II. QUESTÃO EM DISCUSSÃO
- Há duas questões em discussão: (i) verificar a dialeticidade do recurso; (ii) definir se é possível a averbação dos períodos anteriores para fins de quinquênios.
III. RAZÕES DE DECIDIR
- O recurso atende ao princípio da dialeticidade, pois impugna especificamente os fundamentos da sentença ao questionar a possibilidade de averbação do tempo para fins de adicionais.
- A redação original do art. 36, §7º, da Constituição Estadual admitia a contagem de tempo de serviço para adicionais, mas a EC nº 9/1993 restringiu essa contagem à aposentadoria.
- A EC nº 57/2003 vedou a concessão de adicionais por tempo de serviço aos servidores que ingressaram no serviço público após sua publicação, ressalvadas hipóteses específicas de transição.

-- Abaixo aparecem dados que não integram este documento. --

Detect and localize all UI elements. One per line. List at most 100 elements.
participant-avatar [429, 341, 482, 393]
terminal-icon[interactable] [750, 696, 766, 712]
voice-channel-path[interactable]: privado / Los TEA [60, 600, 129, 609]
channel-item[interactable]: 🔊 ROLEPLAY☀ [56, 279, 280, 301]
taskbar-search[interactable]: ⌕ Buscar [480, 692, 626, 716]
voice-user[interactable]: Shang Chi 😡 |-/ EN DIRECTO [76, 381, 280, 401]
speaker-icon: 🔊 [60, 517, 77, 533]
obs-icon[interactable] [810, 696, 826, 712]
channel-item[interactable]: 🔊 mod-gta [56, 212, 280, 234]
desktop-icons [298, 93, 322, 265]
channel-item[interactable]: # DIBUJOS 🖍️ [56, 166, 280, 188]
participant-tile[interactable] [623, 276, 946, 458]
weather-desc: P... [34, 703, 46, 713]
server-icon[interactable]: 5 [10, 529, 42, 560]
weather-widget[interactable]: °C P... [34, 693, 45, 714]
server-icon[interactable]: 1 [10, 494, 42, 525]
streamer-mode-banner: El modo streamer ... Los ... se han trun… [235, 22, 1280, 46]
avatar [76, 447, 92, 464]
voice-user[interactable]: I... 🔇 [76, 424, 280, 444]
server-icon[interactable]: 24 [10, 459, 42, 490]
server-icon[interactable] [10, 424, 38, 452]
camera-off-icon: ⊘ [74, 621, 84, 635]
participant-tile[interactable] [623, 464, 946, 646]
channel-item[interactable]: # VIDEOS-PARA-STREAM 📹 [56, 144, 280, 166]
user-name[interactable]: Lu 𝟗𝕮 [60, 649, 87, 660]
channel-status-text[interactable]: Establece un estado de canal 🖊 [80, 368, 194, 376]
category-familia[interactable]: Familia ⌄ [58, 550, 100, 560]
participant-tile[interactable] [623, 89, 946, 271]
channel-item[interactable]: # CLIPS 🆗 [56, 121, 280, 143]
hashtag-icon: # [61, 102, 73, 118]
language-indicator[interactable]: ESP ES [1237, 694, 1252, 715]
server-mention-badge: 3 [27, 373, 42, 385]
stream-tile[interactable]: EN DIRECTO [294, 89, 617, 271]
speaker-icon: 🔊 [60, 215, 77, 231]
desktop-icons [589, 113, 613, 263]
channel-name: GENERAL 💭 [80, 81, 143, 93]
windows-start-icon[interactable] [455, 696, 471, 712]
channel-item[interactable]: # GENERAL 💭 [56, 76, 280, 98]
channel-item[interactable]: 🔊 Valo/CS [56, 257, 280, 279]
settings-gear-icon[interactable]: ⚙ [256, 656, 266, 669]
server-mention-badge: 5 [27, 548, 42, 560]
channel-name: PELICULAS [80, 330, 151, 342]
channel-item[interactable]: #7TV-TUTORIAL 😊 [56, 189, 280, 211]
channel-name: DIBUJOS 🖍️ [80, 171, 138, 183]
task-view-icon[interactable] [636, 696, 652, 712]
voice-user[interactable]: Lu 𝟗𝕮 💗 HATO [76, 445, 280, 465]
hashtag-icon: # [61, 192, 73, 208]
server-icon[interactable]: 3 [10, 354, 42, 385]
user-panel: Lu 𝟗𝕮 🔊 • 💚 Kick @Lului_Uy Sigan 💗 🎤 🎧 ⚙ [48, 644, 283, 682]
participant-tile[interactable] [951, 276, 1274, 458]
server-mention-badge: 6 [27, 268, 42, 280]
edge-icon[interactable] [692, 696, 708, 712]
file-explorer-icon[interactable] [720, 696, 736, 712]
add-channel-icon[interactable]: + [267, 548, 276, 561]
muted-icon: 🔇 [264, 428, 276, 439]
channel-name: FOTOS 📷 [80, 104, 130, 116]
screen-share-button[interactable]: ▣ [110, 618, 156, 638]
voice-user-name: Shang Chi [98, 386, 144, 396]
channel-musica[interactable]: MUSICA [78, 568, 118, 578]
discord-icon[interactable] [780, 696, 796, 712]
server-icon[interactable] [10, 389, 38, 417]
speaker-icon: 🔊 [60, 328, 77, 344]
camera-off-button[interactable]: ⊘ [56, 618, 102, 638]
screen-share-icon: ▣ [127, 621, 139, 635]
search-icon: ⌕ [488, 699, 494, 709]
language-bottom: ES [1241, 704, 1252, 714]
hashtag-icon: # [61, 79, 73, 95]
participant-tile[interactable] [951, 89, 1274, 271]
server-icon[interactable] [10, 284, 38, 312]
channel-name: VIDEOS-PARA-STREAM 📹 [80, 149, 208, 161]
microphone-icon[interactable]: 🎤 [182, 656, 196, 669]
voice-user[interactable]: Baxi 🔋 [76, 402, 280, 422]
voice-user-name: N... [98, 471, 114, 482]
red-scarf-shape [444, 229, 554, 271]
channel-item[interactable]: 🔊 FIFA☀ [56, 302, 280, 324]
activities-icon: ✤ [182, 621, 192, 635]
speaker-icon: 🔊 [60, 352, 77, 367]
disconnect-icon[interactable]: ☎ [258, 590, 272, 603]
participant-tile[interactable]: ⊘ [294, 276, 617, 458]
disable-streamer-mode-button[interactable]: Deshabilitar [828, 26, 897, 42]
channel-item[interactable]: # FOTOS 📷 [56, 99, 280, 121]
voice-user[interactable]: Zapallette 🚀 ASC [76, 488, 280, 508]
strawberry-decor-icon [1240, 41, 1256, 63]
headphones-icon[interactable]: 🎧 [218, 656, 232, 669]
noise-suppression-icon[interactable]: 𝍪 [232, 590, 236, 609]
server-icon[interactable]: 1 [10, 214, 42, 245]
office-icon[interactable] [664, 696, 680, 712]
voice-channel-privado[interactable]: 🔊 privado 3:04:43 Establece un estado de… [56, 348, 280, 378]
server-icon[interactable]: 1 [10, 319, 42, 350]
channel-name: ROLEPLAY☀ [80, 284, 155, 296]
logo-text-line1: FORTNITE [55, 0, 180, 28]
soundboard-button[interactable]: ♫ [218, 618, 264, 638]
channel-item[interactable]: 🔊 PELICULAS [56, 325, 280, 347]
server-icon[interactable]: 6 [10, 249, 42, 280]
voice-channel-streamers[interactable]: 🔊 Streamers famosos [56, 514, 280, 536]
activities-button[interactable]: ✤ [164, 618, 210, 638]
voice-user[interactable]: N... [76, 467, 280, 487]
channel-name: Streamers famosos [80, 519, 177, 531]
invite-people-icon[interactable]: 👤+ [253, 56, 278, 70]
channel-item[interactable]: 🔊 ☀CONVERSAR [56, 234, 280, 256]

- A manutenção do direito aos adicionais exige que o servidor estivesse em exercício no serviço público estadual na data da EC nº 57/2003, o que não ocorre no caso, pois o autor ingressou no TJMG apenas em 2006.
- O tempo de serviço prestado em empresa pública, sob regime celetista, equipara-se à atividade privada para fins de averbação, sendo inapto para gerar adicionais, salvo hipóteses excepcionais não configuradas.
- O tempo laborado como aluno-aprendiz e como empregado público pode ser computado para aposentadoria, mas não para adicionais, diante das restrições constitucionais e normativas vigentes.
IV. DISPOSITIVO E TESE
- Recurso provido.
TESE DE JULGAMENTO:
- A averbação de tempo de serviço prestado como aluno-aprendiz ou empregado público não gera direito a adicional por tempo de serviço quando o ingresso no cargo estatutário ocorre após a EC nº 57/2003.
- O tempo de serviço em empresa pública, sob regime celetista, equipara-se à atividade privada e não pode ser computado para adicionais, salvo hipóteses expressamente autorizadas.
- A concessão de adicionais por tempo de serviço exige que o servidor estivesse em exercício no serviço público estadual na data de entrada em vigor da EC nº 57/2003.
Dispositivos relevantes citados: CPC, art. 1.010; Constituição do Estado de MG, art. 36, §7º; ADCT, arts. 112 e 116; Portaria Conjunta nº 45/2003.
Jurisprudência relevante citada: TJMG, Apelação Cível nº 1.0000.22.031970-1/002.